Alors que le groupe Ouest-France vient de se désengager de son capital, la chaîne locale Angers 7, qui a déposé le bilan le 16 avril, pourrait cesser d’émettre dès mercredi si, faute de repreneurs, le tribunal de commerce décide de prononcer sa liquidation judiciaire.

« Angers 7 n’est plus en mesure de diffuser vos programmes habituels… »
Depuis samedi, ce texte, inséré dans un bandeau noir, défile sur la chaîne locale, dont les programmes se résument à une suite de rediffusions.
La veille, le président d’Angers 7 Antoine de Tarlé avait annoncé la décision prise par le conseil d’administration de déposer le bilan auprès du tribunal de commerce.

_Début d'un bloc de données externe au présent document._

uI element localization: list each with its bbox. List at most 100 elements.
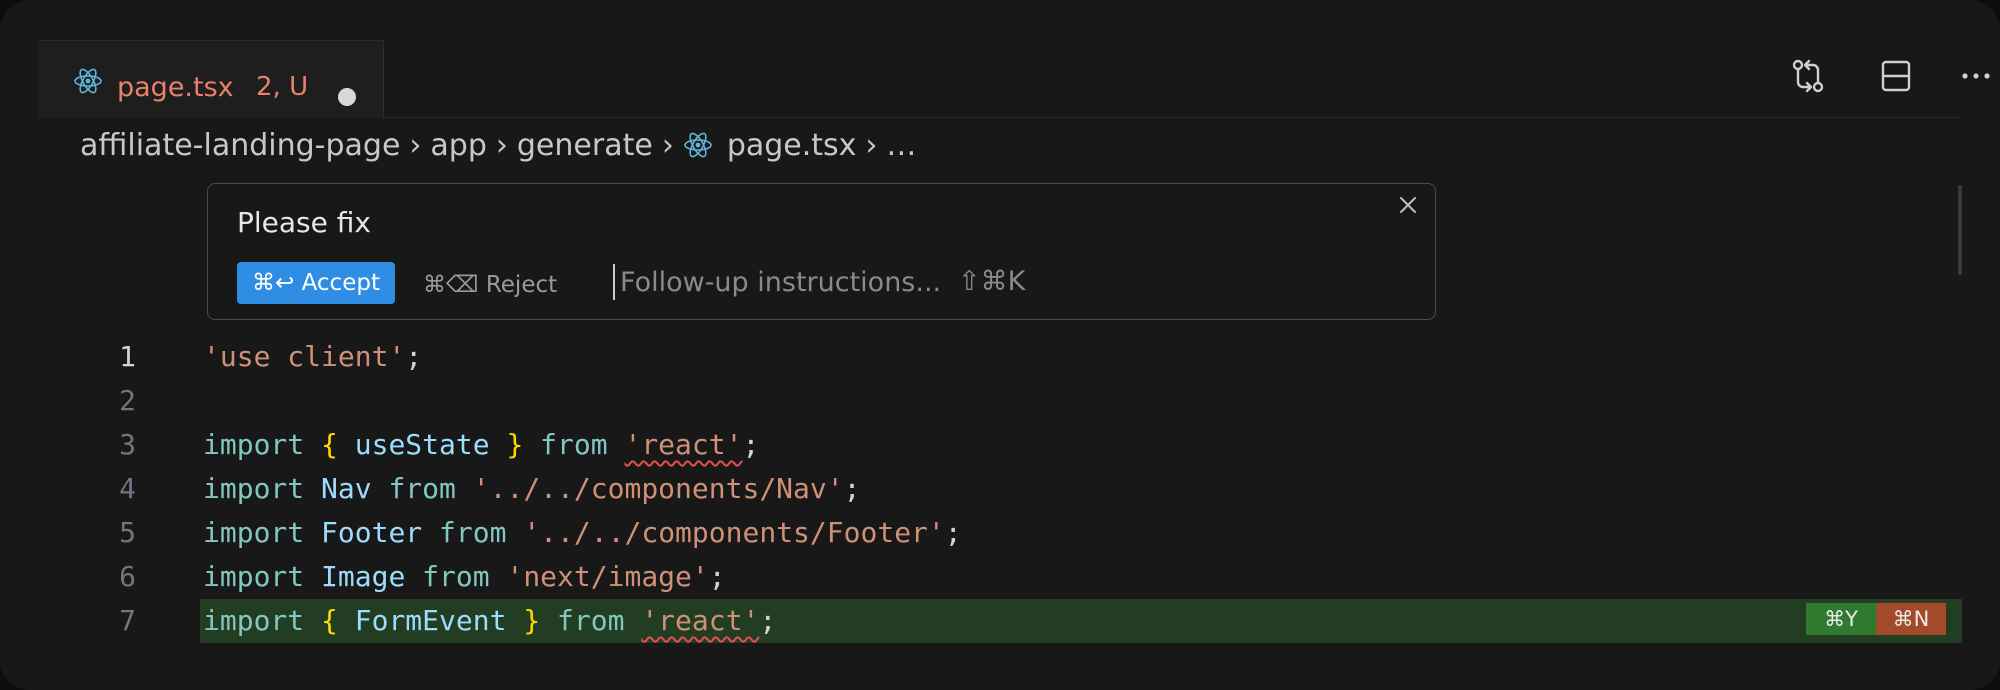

Les juges statueront dès mercredi 21 avril sur le sort de la chaîne locale, dont l’unique espoir repose désormais sur un improbable projet de reprise, espoir qu’a un temps incarné le patron de TV Rennes 35 Jean-Luc Nelle et co-directeur de TV Loco qui s’était déclarée candidate à la reprise des parts détenues par Sipa Ouest France dans le capital d’Angers 7.
Mais visiblement, les négociations avec la Ville d’Angers, qui possède également une minorité de blocage dans le capital de la chaîne (34%), ont échoué.

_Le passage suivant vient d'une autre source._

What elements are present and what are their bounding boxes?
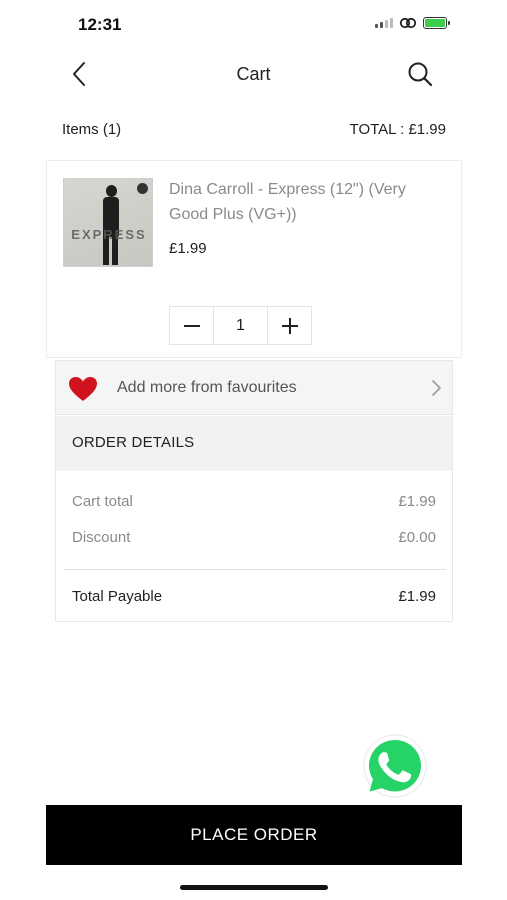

C’est du moins ce qu’a laissé entendre ce lundi un adjoint au maire d’Angers lors d’une conférence de presse organisée à la Mairie : « il nous a bien fait comprendre que la Ville ne voulait pas s’investir sur la base d’un nouveau projet avec Jean-Luc Nelle » a résumé Marion Marchand, déléguée adjointe du personnel d’Angers 7.
Dans ce contexte, si le tribunal de commerce d’Angers n’opte pas mercredi pour une procédure de redressement judiciaire, qui donnerait le temps à d’autres repreneurs potentiels de se positionner, c’est bien la liquidation judiciaire d’Angers 7 qui pourrait être prononcée, autrement dit l’arrêt instantané et définitif de la chaîne.
A l’issue du dernier conseil d’administration, Antoine de Tarlé avait fait le constat d’une « situation financière qui ne permettait plus à Angers 7 de poursuivre son activité », notamment en raison des recettes publicitaires qui se sont avérées « très inférieures » aux prévisions.
Et le président du CA d’ajouter qu’ « aucun des actionnaires ne désire prolonger une exploitation qui s’est soldée par une perte de plus de deux millions d’euros » en trois ans.
Dans un communiqué diffusé sur internet, le personnel de la chaîne (16 salariés, dont 6 journalistes) exprime « son inquiétude et surtout son envie et sa motivation de voir Angers 7 continuer ».